Wie der Erzähler seine Vera, Verotschka, seine Manon umwirbt und bezirzt, wie sie sich finden und verlieren und wieder finden in dem beengten Getrubel, sich hin- und störrisch geben, sich fetzen und versöhnen mit den anderen im Zug und der ganzen Situation und vor allem versuchen, der ganzen Scheißkriegsrealität ein sattes Maß an Poesie abzutrotzen, das – streckt einen komplett nieder. Lächelnd. Was für eine Kraft in diesen mal kargen, mal kompromisslos leidenschaftlichen Zeilen wummert.
Im Nachwort heißt es: „Um diese hinreißende und bittere Liebesgeschichte (…) mit Vergnügen und Mitgefühl zu lesen, braucht man so gut wie keine Vorkenntnisse in der Geschichte der russischen und der Weltliteratur. So möge der Leser, der diese zauberhaften Seiten gerade hinter sich hat und keine „Entzauberung“ will, an dieser Stelle noch einmal an den Anfang der Novelle zurückkehren und sie noch einmal lesen.
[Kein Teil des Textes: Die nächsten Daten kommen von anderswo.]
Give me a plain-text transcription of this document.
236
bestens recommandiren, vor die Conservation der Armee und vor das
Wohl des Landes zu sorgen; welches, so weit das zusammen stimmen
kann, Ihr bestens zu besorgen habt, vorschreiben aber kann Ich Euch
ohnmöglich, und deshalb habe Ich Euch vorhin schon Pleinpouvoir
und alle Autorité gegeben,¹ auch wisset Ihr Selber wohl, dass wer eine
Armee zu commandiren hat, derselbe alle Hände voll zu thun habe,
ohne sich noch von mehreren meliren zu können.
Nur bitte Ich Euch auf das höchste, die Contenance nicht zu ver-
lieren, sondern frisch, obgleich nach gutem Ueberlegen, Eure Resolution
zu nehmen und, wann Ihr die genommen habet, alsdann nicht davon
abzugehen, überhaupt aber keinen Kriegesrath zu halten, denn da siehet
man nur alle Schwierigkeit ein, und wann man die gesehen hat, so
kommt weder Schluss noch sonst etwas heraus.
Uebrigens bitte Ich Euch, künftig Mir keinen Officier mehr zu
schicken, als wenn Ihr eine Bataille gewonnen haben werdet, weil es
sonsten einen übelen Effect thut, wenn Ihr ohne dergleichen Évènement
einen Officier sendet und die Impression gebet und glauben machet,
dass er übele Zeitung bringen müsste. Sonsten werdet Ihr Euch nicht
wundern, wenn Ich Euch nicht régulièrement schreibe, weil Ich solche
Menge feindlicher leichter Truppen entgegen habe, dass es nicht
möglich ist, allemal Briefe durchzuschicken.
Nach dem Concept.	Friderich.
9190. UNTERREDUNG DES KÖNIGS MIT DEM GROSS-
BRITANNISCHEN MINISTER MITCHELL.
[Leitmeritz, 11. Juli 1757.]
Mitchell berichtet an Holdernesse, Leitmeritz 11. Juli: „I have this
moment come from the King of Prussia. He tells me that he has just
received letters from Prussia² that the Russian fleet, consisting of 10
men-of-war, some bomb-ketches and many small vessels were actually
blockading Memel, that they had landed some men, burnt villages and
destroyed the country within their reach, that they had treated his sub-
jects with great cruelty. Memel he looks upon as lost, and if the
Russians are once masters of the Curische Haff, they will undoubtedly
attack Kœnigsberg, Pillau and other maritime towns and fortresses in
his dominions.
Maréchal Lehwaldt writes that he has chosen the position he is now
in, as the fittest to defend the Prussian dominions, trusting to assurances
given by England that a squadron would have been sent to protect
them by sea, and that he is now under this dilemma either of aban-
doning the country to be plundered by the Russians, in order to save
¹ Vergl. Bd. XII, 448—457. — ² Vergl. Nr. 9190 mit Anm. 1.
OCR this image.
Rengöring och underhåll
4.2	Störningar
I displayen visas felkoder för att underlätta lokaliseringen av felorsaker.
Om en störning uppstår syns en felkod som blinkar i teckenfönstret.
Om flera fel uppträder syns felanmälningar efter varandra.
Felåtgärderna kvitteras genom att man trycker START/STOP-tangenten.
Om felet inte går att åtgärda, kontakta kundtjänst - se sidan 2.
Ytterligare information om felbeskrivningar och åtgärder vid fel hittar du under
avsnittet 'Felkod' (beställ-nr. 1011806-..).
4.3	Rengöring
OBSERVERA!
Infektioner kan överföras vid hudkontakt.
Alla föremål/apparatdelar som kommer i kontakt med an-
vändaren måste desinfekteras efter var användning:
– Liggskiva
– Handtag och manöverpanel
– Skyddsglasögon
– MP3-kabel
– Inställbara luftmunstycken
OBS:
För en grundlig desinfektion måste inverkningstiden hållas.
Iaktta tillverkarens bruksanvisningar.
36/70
Das würde mich freuen.“
Das Nachwort lohnt sich, weil der Autor, Oleg Jurjew, ja auch total verzaubert ist. Aber auch ganz viel weiß. Danach kann man trotzdem sehr gut wieder von vorne anfangen. Auf Seite 8 sagt der Erzähler:
„Mal fuhr der Zug mal stand er lange. Überall schneebedeckte Felder und Wälder, zerstörte Bahnhöfe. Oft hörte ich etwas explodieren, manchmal in der Ferne, manchmal direkt neben uns. Die Zeit war irgendwie vom Weg abgekommen: Sie verband nicht das Vergangene mit dem Zukünftigen, sondern lenkte mich zur Seite.“
Und was über die verrückt schöne Liebe alles darin steht, schreib ich hier nicht hin. Das wäre wie kaputtmachen. Mann muss es lesen. Laut lesen. Vorlesen.